We have to go back to after the war. To understand the reasons that led Emmanuel Macron to choose a high-ranking civil servant, Jean Castex, who has never held a political role, as the new Prime Minister, one has to admit that France and the entire European Union are in the same situation as they were in 1945.

We are not, of course, emerging from the same abyss of horror and destruction, but, by stopping production for two months, by causing unemployment to skyrocket and by damaging so many large industries and small businesses, the pandemic has done more than just dramatically reducing the GDP. It has exposed the extent of our weaknesses, made visible the dangers of deindustrialization and the changes taking place in vital sectors such as the automotive and aerospace industries, raised a general awareness of the dangers weighing on planet Earth, and opened our eyes to China’s transformation into a champion of high technology.

In France, as in the whole of the Union, we are now faced with the tasks of defining new industrial priorities, making up for lost time in the fight against global warming and equipping ourselves with new weapons in an increasingly brutal competition with the American and Chinese powers. As after the Liberation, everything has to be rethought and it is therefore up to the public authorities, the State and politics, to take the lead in industry to organise this change of an era.

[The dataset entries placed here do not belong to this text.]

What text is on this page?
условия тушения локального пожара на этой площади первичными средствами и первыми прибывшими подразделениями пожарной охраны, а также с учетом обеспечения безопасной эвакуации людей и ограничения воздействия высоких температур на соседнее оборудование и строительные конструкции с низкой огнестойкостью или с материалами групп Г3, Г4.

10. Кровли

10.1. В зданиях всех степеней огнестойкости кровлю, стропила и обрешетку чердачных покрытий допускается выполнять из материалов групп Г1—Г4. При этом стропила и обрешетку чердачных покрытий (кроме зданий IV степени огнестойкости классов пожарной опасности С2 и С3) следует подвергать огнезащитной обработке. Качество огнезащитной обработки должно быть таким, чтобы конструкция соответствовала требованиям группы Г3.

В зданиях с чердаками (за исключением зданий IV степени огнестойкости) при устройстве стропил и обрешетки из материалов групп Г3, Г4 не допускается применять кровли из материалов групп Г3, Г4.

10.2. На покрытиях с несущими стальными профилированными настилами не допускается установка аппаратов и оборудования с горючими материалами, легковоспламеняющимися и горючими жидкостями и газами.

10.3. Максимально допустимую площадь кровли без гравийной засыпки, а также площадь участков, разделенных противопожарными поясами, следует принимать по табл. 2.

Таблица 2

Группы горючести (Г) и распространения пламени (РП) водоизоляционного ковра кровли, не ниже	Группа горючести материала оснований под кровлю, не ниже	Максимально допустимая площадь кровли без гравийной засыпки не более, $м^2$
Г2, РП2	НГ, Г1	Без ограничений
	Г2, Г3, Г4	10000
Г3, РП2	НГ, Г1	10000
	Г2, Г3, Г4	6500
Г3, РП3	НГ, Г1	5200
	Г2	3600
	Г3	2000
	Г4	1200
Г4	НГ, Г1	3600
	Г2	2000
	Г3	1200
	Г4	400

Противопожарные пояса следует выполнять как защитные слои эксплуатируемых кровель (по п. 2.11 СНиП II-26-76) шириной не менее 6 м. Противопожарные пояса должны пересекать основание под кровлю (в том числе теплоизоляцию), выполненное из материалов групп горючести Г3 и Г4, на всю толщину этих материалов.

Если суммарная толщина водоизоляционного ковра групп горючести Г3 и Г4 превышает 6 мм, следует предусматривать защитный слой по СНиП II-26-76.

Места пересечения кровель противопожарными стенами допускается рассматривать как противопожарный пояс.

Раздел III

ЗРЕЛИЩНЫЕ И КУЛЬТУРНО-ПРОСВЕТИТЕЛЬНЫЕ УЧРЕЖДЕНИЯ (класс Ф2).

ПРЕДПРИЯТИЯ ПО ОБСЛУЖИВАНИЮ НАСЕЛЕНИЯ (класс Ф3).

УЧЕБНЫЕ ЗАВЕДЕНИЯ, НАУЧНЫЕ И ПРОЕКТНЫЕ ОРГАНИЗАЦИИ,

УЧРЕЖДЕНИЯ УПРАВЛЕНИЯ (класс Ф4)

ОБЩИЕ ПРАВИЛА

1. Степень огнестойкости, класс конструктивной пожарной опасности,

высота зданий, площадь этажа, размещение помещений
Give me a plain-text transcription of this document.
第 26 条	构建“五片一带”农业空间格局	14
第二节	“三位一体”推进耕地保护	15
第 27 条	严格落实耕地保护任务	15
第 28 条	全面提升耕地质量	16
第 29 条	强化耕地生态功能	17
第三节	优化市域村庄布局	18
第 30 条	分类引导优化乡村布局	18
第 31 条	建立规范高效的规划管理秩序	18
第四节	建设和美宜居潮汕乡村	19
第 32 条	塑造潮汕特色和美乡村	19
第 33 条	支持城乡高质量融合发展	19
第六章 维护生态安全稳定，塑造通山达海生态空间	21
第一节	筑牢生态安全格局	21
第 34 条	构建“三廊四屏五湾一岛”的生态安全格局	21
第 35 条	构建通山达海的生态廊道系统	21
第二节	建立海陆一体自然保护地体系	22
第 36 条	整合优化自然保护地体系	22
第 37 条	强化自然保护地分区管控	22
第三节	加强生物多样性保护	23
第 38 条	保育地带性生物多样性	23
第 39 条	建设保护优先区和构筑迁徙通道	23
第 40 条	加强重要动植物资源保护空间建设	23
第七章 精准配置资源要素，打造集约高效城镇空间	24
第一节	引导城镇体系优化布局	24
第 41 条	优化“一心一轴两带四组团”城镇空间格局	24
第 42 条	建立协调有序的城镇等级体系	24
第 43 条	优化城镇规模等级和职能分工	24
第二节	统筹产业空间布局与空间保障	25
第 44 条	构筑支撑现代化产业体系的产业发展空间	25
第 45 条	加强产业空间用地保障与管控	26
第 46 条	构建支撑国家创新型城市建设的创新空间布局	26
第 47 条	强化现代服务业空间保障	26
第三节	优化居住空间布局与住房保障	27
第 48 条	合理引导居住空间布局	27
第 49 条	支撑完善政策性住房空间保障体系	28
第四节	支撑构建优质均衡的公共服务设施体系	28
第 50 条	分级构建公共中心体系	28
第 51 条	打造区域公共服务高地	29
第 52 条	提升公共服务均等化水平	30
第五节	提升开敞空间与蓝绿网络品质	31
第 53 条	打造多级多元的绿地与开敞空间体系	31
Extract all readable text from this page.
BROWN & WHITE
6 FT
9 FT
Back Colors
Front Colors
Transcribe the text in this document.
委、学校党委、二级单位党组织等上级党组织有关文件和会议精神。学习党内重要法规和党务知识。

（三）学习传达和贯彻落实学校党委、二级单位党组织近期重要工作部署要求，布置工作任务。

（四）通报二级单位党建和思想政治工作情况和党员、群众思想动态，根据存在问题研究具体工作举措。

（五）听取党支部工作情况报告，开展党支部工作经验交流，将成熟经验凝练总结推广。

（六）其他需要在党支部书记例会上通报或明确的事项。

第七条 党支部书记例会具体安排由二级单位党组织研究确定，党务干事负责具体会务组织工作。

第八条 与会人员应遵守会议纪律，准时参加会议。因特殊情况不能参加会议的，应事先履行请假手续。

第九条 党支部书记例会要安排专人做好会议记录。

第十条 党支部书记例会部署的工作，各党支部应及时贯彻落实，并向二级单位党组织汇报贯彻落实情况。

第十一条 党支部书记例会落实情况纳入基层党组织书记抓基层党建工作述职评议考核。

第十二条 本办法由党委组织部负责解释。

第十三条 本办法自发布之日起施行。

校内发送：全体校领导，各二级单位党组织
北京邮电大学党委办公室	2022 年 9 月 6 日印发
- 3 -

This is called “dirigisme”, which is of course not communism, nor the collective ownership of the means of production, but the implementation, within the framework of the market economy, of an industrial policy defined by the State in consultation with the main players of the economic and social life. This was the rule in Europe throughout the post-war period but, after having reached its peak in France under General de Gaulle, dirigisme had finally bowed to the neo-liberalism theorized by the “conservative revolution” of the 1980s.

Ronald Reagan and Margaret Thatcher proclaimed that “the State is not the solution but the problem”. The world followed them for four decades, but the wheel is turning, once again. Once again, the State has become the solution and is once again indispensable to the market economy because it is necessary to work towards a common good that transcends the immediate interests of shareholders; also because only public authorities can mobilise and guarantee the capital required by the challenges of the day and because it is up to elected representatives to set the priorities for the investment of the hundreds of billions of euros in the national and European recovery plans.

The differences between crickets and ants are blurred by the need for European common borrowing. Between the proponents of budgetary orthodoxy and the others, the great dispute introduced by the conservative revolution is coming to an end at the same time that the conservative revolution itself is ending, and when simultaneously, even in France, the difference between the political right and left is losing much of its relevance.

For, after all, is this turn that Emmanuel Macron has just taken by appointing Jean Castex, is it a right-wing change? Left-wing? More or less Green? The press and the French political world have been asking this question the whole weekend, but that is not the point. In 1945, right and left were both dirigistes and this new Prime Minister who had for a long time contributed to a right-wing party claims to come from “social Gaullism”, a dirigiste right-wing which is also concerned with equity between Capital and Labour. Equally appreciated by trade unions and employers, and above all known for his organisational skills, the man whom the President of the Republic has taken on his side could not be immediately disqualified by the left, which has refrained from doing so, by the way. The right, for its part, could not disown him because he is coming from its ranks, and this appointment thus disarmed right and left even before the government was formed and began to tackle the restructuring of the French industry.

Does this make Jean Castex the right-wing craftsman of a left-wing turn? If we consider that dirigisme is fundamentally left-wing because it intends to channel the market, the answer is “yes”, but Keynes, the mastermind behind dirigistes, was a liberal. Left or right: the debate is no longer there because we are in 1945, with a Europe to be rebuilt, and a France to be rebuilt in particular.